In FIG. 11, a thick field oxide film 22 is selectively formed on a p-type silicon substrate 21 by an ordinary selective oxidation method. Next, p-type impurities such as boron 23 are ion-implanted. The energy of implanted ions is from several tens of KeV to several hundred KeV, and the amount of implantation is
Approximately 10 ¹² to 10 ¹³ /cm ² is appropriate. Next, as shown in FIG. 12, a p-type impurity is diffused into the substrate by heat treatment to form a heavily doped p ⁺ -type region 14. The appropriate heat treatment temperature is 1000 to 1200°C and the time is several hours to several tens of hours. Thus, the depth of the diffusion layer 14 is several microns.
It will be about. Next, as shown in FIG. 13, grooves are formed by a photoetching process using photoresist 15. The depth of the groove is set to such an extent that it does not exceed the depth of the diffusion layer 4. As shown in FIG. 14, a gate insulating film and a capacitor insulating film 16 are formed, and then a conductive film, for example polycrystalline silicon 17, which is to become a capacitor and a gate electrode is deposited.

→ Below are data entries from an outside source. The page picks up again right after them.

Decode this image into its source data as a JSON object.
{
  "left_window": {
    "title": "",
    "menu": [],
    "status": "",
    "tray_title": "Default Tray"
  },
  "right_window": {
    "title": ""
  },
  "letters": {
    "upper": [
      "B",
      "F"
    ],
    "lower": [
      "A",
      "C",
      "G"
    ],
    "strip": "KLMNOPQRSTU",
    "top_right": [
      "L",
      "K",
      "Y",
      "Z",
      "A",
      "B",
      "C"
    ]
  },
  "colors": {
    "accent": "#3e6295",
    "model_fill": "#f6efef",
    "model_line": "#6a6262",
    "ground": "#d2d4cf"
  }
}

Next, as shown in FIG. 15, the polycrystalline silicon is removed by a photoetching process except for the portions that will become the capacitor electrode 17' and the gate electrode 17''.Next, as shown in FIG. Using polycrystalline silicon as a mask, an n-type impurity n is introduced by ion implantation into the source and drain regions 18 of the transistor.One of the source and drain regions of the transistor is connected to the bit line, and the other is connected to the capacitor of the memory cell. Next, the entire surface is covered with an insulating film 19, and contact openings are formed by a photo-etching process.
Next, electrode metal 20 is deposited and word lines are formed through a photo-etching process, and memory cells are completed on the left and right sides of the central field insulating film 12, respectively.

[Brief explanation of drawings]

1 to 8 are cross-sectional views showing a first embodiment of the present invention. FIG. 9 is a sectional view of a test device made to confirm the effects of the first embodiment, and FIG. 10 is a diagram showing the above effects based on experimental data. 11 to 16 are cross-sectional views showing a second embodiment of the present invention. In the figure, 1, 21... p-type silicon substrate, 2, 22... field oxide film, 3... vapor phase growth oxide film, 4, 15... photoresist, 5...
...Oxide film doped with p-type impurity, 6,14...
p-type impurity diffusion layer, 7... oxide film doped with n-type impurity, 8... n-type impurity diffusion layer, 9, 16...
...gate oxide film, capacitor insulating film, 10, 17...polycrystalline silicon film, 10', 17'...capacitor electrode, 1
0'', 17''... Gate electrode, 11... N-type source and drain region, 12, 19... Interlayer insulating layer,
13, 20... Wiring layer that becomes a word line, 23...
It is a boron ion.

Claims (1)

[Claims] 1. In a semiconductor device having a one-transistor storage element configured by one transistor and a capacitor provided adjacent to the transistor in a semiconductor substrate, a first impurity having the same conductivity type as the substrate is contained in the semiconductor substrate. A region is selectively provided, a groove is selectively provided in the surface of the semiconductor substrate where the capacitance is to be formed, the depth of the groove is made shallower than the depth of the first impurity region, and the groove is made shallower than the depth of the first impurity region. A second layer of conductivity type opposite to that of the substrate is provided on the surface of the semiconductor substrate at the bottom and sidewalls of the substrate.
an impurity region is provided, and the depth of the second impurity region from the semiconductor substrate surface at the bottom and sidewall portions of the trench is made shallower than the depth of the first impurity region, and the surface of the semiconductor substrate including the trench is An insulating film is provided on the insulating film, and an electrode is provided on the insulating film, thereby forming the capacitance of a one-transistor type memory element.